We regard this case as falling strictly within the principle of Miller v. Delta & Pine Land Co., 74 Miss.,110. As in that case the tax collector had entered upon the doing of the acts which entitled him to damages, so here the revenue agent had entered upon and had done all that he could ordinarily do. He had investigated for three months; the defalcations were for taxes long past due; he had given the notice and waited the thirty days; after the expiration of the thirty days he had prepared his papers, employed his attorneys, put the case into their hands and instructed them to sue to the first term, and they were acthally preparing the suit. We said, in Miller’s case: “There is no point in the proceeding, once begun, at which it may be said that the right to the compensation has attached rather than at another. Whether the collection is made by virtue of a proceeding, initiate or complete, it is by the proceeding it is made, *162and the right to compensation exists because otherwise, whether it will be payable at all would depend upon the will of the delinquent, rather than upon the letter of the law. ’ ’ The investigation is as much a part of the proceeding for collection as the suit, and here, no more than there, can the compensation be made to depend upon the will of the delinquent.

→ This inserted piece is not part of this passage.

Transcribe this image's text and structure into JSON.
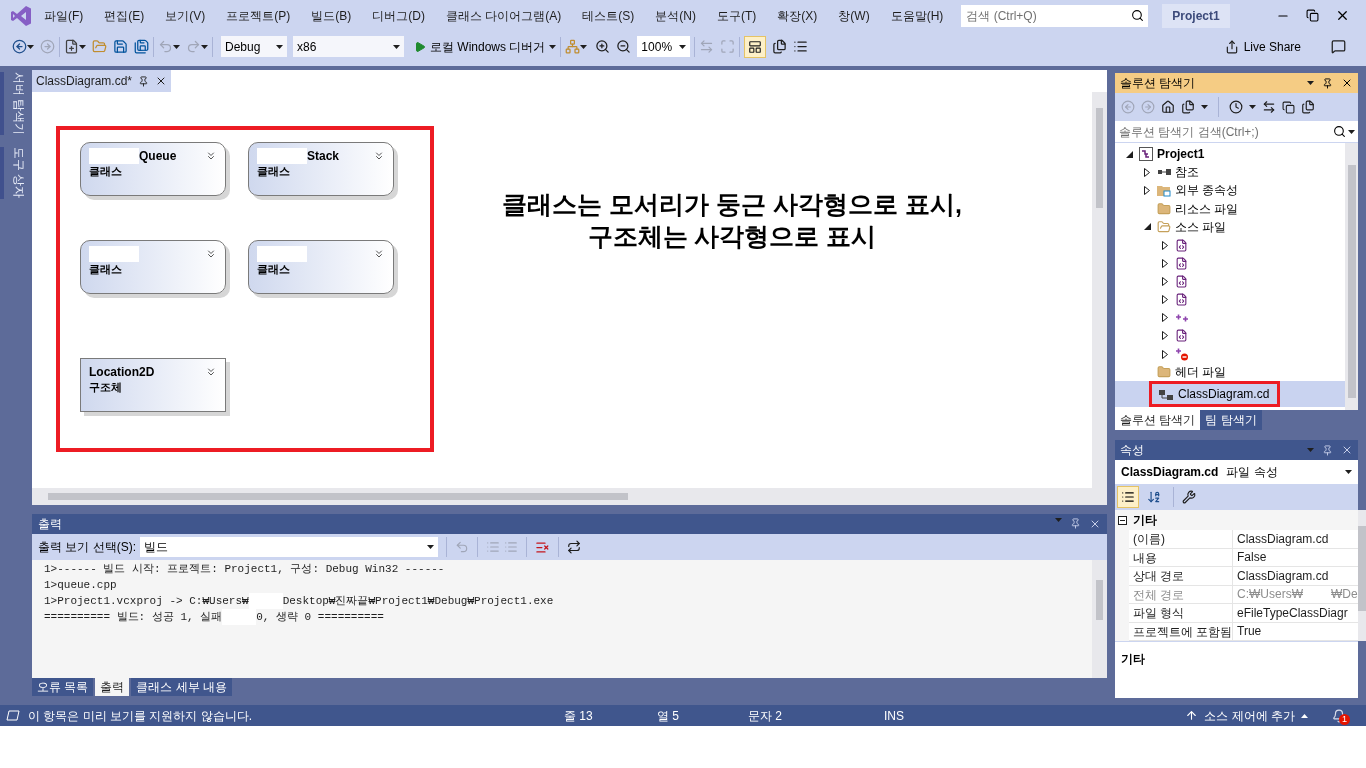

It is a grave misconception to suppose that strict construction of this legislation' — sticking in the bark and emasculating its plain spirit and scope — is a construction in the interest of the state. The very reverse is true. The interest of the state and of her revenue agent in this matter is identical. He gets nothing if nothing is collected. He gets his twenty per cent, only when the public revenues get their eighty per cent. The discharge of his duties — unpleasant ones, doubtless, in the extreme —brings terror to no honest fiscal officer, and the dishonest are not the objects of this legislation’s tender regard. He is a public officer, elected by the people, serving the people, aiding in keeping down their taxes, teaching fiscal honesty in the school of legal compulsion to those who will learn in no other, and who prefer paying the high tuition' exacted in that school to being honest for honesty’s sake.

The judgment is reversed, the demurrer overruled, and the cause remanded.